Il professor Andersen è, appunto, un professore universitario, un po’ dandy, insegna all’Università di Oslo, dove insegna letteratura, che è:
“un dandy antimaterialista in completo italiano solo al tavolo di un ristorante. Godeva comparire così davanti ai suoi studenti (…). In realtà non voleva far colpo su di loro, ma su se stesso. Indossare uno di quei completi gli dava un inebriante senso di libertà.”.
E’ la notte di Natale, e il professore sta festeggiando la ricorrenza con tutti i crismi. Non tanto perché ci crede, ma in quanto gli procura una felicità interiore, che è:
“ un ossequio alla tradizione culturale del suo paese, non da un senso religioso. La sua è una devozione atea a resti del passato, (…) smarrendosi nella nebbia della storia poco dopo aver visto la luce.”
In questo stato d’animo si affaccia alla finestra dove assiste ad un omicidio: un giovane uomo stringe forte il collo ad una donna, che crolla a terra.
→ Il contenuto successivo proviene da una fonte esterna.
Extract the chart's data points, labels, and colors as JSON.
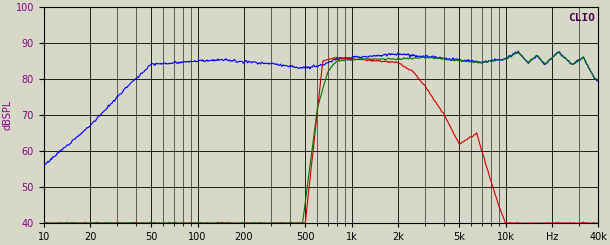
{
  "title": "CLIO",
  "ylabel": "dBSPL",
  "xmin": 10,
  "xmax": 40000,
  "ymin": 40,
  "ymax": 100,
  "yticks": [
    40,
    50,
    60,
    70,
    80,
    90,
    100
  ],
  "xtick_labels": [
    "10",
    "20",
    "50",
    "100",
    "200",
    "500",
    "1k",
    "2k",
    "5k",
    "10k",
    "Hz",
    "40k"
  ],
  "xtick_values": [
    10,
    20,
    50,
    100,
    200,
    500,
    1000,
    2000,
    5000,
    10000,
    20000,
    40000
  ],
  "minor_xtick_values": [
    30,
    40,
    60,
    70,
    80,
    90,
    300,
    400,
    600,
    700,
    800,
    900,
    3000,
    4000,
    6000,
    7000,
    8000,
    9000,
    30000
  ],
  "background_color": "#d8d8c8",
  "grid_color": "#000000",
  "line_blue_color": "#0000ff",
  "line_red_color": "#cc0000",
  "line_green_color": "#007700",
  "title_color": "#440044",
  "label_color": "#880088"
}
Dopo di che le tende vengono tirate e con loro cala il buio più totale. Il professore si rende conto di dover avvertire la polizia, ma non ci riesce. Solleva la cornetta del telefono e poi l’abbassa. Ne scaturisce il racconto, denso e filosofico, del flusso di coscienza che ne scaturisce. E’ uno scavo intimo e riflette non solo sulla coerenza e sul senso delle scelte individuali, ma anche sulla coscienza storica ed intellettuale della sua generazione. Ci sono pagine bellissime sullo scorrere del tempo e l’immortalità dell’ingegno dell’arte. Per non parlare della crisi dell’intellettuale moderno che lo conduce a domandarsi dove è finito il sentimento della sua generazione, quell’alleanza fra radicalismo politico ed avanguardia artistica, alla luce delle mutate condizioni socio-economiche della maturità.
Il dilemma è tra realtà e rappresentazione, e quello tra volontà e rappresentazione che sfocia in una forte dissonanza cognitiva: quello che è certamente successo (l’omicidio, di cui il lettore dubita fortemente), e il racconto, ovvero la rappresentazione di quel fatto.
Il colpo di scena di questo giallo metafisico è questa secca aporia lasciata in eredità al lettore. Così “l’autocoscienza” si disperde in una miriade di possibilità, che conducono al null, al nichilismo. Una lettura densa, molto forte.